Tarkine rainforest not protected

March 12, 2011
Issue 

Environment groups have criticised federal environment minister Tony Burke for ignoring a recommendation to make Tasmania’s Tarkine rainforest a protected heritage area.

The Tarkine National Coalition has accused Burke of suppressing a report by the Australian Heritage Council, which said the government should create a Tarkine National Heritage Area. The report has since been leaked.

Tarkine National Coalition’s Campaign coordinator Scott Jordan told the March 9 Tasmanian Times: “The minister has ignored and hidden the Australian Heritage [Council’s] recommendation, and this leaked copy of the report makes it clear that he has betrayed the legitimate protection of the Tarkine to mining development.”

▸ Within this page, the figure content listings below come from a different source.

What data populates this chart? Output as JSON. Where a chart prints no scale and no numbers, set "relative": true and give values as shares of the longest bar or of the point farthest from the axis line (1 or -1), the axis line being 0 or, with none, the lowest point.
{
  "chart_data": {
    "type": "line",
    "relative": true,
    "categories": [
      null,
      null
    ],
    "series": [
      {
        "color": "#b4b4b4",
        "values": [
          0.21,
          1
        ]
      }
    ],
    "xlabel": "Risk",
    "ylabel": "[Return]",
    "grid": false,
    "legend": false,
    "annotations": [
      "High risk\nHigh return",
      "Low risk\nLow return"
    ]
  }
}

The Tarkine, which covers about 430,000 hectares in Tasmania’s northwest, is Australia’s largest temperate rainforest.

Tasmanian Greens MP Paul O’Halloran said state and federal governments must “stop procrastinating on this issue and enshrine the world-class Tarkine region on the National Heritage Register and protect it as a National Park, to protect the unique sanctuary that it is”.

But Tasmanian Labor ministers have backed Burke’s decision. State resources minister Bryan Green told the Tasmanian parliament he would not rule out allowing mining in the Tarkine, ABC Online said on March 9.

“The [Tasmanian] government will continue to work with these proponents from the mining sector to ensure we give those projects the best opportunity,” Green said.